Paso cada mañana delante de ella, cada tarde la miro de reojo. Es una pared apática, sin palabras, aún sin color. Sus límites, tristes como ella, son: un escaparate de cristal casi opaco, el suelo sombrío y el vacío. La miro a la ida y a la vuelta. No entiendo qué me pasa ni lo pretendo, pero lo cierto es que cada día me a atrae más y más ese metro de rincón que claramente me pide ayuda, que reclama los colores. Y llego a casa, saco mis espray de pinturas, el verde, el azul turquesa y el amarillo. Con cualquiera de ellos se consolaría.
Pero dejo pasar la primavera, el verde reciente de las hojas de los a árboles y los colores de los vestidos me distraen y apenas si le dedico alguna mirada. Desfila también el otoño con los amarillos y rojos tirados por las aceras. Tampoco me siento con la obligación de acallar su llamada.

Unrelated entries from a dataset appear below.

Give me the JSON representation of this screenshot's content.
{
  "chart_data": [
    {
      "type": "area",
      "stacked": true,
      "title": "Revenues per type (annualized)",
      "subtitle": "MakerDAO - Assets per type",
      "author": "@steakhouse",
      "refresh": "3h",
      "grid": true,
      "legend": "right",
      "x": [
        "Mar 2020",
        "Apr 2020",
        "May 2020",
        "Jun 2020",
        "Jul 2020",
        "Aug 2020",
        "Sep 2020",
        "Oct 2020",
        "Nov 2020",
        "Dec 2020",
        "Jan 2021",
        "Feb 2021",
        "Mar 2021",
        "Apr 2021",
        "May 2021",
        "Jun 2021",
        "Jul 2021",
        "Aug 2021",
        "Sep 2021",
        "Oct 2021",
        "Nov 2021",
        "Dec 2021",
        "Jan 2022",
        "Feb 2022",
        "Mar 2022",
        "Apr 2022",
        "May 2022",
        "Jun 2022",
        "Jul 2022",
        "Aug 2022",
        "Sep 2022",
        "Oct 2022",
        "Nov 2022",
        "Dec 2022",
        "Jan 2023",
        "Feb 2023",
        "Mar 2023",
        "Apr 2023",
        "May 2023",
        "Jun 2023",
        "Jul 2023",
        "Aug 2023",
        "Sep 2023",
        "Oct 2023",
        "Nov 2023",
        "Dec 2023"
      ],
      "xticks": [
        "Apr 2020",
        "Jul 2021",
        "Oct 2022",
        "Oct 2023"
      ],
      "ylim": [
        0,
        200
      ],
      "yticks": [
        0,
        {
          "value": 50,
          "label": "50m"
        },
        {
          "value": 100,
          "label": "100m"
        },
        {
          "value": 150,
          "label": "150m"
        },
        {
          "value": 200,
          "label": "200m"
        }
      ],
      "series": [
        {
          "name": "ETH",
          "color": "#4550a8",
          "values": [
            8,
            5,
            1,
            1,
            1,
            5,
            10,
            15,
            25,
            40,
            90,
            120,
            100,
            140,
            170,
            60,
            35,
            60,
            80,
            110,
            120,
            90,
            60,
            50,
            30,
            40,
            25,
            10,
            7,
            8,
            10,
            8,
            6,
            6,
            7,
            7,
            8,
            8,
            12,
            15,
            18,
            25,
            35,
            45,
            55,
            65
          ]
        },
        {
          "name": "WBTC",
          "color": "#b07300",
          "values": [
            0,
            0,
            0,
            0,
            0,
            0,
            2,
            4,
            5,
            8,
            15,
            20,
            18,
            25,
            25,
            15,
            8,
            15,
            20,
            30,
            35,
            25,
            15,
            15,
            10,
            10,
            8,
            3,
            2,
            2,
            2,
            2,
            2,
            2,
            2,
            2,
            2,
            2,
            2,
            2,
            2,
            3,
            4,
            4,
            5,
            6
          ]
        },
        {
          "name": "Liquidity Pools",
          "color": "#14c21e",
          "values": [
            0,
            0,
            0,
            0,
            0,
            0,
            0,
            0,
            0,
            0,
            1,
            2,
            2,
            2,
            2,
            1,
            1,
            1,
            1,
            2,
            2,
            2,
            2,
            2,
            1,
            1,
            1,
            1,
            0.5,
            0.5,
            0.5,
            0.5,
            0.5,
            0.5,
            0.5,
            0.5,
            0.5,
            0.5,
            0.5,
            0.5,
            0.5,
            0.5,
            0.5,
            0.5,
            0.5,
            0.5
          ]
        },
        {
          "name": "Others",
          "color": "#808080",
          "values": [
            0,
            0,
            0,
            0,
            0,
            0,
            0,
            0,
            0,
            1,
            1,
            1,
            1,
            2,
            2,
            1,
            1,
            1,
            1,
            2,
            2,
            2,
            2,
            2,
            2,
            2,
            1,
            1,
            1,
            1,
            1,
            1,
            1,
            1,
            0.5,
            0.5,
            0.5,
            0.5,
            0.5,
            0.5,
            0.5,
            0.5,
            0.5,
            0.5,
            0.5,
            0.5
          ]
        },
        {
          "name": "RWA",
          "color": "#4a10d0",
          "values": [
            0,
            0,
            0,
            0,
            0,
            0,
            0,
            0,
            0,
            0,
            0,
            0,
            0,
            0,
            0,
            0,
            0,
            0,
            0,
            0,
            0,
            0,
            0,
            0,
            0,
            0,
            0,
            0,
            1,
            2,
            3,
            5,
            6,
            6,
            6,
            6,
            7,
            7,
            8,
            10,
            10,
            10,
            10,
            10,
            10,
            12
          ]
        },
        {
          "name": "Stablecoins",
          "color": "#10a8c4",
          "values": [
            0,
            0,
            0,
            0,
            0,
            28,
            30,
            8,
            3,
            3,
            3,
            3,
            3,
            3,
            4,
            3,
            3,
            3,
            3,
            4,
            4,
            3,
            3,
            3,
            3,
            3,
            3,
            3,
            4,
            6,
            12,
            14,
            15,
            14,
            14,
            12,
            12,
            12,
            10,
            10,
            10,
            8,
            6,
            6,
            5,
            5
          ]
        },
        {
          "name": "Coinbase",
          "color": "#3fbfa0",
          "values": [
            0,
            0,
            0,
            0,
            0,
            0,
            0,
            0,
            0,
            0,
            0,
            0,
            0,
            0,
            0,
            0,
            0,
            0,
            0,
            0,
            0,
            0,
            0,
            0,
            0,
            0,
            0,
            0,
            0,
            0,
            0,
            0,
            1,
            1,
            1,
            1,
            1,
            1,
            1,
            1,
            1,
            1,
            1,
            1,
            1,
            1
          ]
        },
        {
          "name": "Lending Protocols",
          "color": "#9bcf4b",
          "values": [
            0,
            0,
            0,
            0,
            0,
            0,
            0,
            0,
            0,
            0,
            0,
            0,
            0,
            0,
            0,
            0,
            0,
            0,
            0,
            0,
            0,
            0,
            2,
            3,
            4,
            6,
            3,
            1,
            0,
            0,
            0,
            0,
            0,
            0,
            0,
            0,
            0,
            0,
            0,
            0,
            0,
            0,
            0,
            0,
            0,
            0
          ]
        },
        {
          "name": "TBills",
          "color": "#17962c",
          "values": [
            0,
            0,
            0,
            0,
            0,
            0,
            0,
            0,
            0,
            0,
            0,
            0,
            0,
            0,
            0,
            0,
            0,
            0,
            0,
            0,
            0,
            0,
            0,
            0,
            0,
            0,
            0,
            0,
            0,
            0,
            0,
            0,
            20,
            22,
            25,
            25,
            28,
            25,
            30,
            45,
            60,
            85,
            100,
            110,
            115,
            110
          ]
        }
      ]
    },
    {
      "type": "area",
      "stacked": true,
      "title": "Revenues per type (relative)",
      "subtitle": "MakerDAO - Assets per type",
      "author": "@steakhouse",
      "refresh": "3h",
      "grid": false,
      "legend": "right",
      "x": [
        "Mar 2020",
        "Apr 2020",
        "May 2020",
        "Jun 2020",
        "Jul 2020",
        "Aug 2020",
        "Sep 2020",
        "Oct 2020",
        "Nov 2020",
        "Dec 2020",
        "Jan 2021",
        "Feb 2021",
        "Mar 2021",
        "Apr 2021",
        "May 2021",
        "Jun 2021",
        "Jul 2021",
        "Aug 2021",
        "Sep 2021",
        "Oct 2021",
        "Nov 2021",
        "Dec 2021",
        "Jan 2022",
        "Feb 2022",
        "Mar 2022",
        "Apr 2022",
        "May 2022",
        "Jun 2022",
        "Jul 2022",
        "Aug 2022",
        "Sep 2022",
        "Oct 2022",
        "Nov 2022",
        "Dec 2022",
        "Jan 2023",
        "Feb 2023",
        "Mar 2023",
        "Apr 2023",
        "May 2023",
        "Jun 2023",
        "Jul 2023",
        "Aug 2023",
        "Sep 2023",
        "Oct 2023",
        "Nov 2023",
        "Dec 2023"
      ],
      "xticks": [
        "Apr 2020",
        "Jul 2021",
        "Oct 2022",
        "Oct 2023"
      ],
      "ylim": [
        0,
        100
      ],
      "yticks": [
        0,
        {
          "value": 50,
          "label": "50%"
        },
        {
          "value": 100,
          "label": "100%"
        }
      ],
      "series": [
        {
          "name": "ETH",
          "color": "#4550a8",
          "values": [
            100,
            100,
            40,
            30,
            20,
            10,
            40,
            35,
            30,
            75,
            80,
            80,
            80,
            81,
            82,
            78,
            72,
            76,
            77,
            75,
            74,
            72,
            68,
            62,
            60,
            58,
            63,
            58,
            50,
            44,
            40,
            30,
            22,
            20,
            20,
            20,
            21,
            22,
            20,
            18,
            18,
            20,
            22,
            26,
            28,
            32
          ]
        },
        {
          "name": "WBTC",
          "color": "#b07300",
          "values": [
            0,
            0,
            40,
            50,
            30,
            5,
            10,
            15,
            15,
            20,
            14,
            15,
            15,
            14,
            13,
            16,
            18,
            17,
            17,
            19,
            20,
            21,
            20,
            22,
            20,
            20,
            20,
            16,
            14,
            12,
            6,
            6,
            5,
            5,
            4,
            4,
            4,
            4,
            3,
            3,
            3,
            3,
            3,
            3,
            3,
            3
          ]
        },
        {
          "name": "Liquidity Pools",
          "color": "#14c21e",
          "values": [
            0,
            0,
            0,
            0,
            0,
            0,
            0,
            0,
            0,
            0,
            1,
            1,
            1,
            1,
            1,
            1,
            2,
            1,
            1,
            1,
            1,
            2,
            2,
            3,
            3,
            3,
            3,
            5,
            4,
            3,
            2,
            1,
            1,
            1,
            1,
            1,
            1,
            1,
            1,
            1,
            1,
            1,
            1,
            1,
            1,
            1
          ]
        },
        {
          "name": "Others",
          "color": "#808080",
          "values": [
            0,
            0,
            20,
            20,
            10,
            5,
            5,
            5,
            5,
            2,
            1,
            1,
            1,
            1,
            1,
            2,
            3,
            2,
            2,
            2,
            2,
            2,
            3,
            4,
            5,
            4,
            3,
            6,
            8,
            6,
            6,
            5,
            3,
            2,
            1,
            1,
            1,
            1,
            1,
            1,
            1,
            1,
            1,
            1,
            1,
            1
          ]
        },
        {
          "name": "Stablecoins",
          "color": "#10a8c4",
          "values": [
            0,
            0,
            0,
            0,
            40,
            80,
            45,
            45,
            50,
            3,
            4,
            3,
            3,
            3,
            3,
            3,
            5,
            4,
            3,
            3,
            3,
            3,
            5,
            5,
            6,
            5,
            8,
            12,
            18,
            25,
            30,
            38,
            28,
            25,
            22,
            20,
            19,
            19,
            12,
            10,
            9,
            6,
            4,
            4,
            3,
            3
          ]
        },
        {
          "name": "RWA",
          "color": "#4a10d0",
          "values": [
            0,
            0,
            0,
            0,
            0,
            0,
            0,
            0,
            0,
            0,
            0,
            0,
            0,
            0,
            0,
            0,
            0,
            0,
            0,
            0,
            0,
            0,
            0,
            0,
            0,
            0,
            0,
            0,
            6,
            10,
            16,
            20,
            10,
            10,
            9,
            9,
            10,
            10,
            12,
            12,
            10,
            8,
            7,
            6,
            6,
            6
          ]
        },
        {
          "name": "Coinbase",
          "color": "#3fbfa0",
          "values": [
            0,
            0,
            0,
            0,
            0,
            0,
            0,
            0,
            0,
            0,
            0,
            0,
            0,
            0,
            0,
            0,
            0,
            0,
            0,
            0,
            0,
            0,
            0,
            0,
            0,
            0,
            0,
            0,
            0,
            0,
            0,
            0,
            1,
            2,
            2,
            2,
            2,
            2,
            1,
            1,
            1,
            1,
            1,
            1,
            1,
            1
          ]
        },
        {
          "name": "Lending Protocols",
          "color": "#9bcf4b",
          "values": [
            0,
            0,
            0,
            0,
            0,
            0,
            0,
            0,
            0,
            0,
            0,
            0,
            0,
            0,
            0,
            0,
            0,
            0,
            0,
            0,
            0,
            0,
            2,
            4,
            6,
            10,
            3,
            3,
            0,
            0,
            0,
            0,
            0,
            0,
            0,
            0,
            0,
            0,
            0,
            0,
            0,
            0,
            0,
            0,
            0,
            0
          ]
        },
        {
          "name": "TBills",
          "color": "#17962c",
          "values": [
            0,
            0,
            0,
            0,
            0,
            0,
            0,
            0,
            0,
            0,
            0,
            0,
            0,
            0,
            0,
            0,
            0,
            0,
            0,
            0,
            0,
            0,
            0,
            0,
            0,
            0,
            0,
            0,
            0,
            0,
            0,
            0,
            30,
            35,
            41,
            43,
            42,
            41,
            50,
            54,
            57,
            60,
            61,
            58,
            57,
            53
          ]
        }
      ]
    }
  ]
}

Hoy, tres de diciembre, con las calles inundadas de abrigos negros, marrones y grises, con las ramas de los arboles desarropadas, he decidido que ya ha llegado el momento de que ese trocito de esquina recupere la vida merecida. Me he puesto el traje para las ocasiones especiales. He sacado de mi cartera negra el primer espray de pinturas, después la geometría de mis pensamientos. El azul turquesa predomina sobre un fondo rojo. Un círculo verde lo rodea. Me siento magnánimo.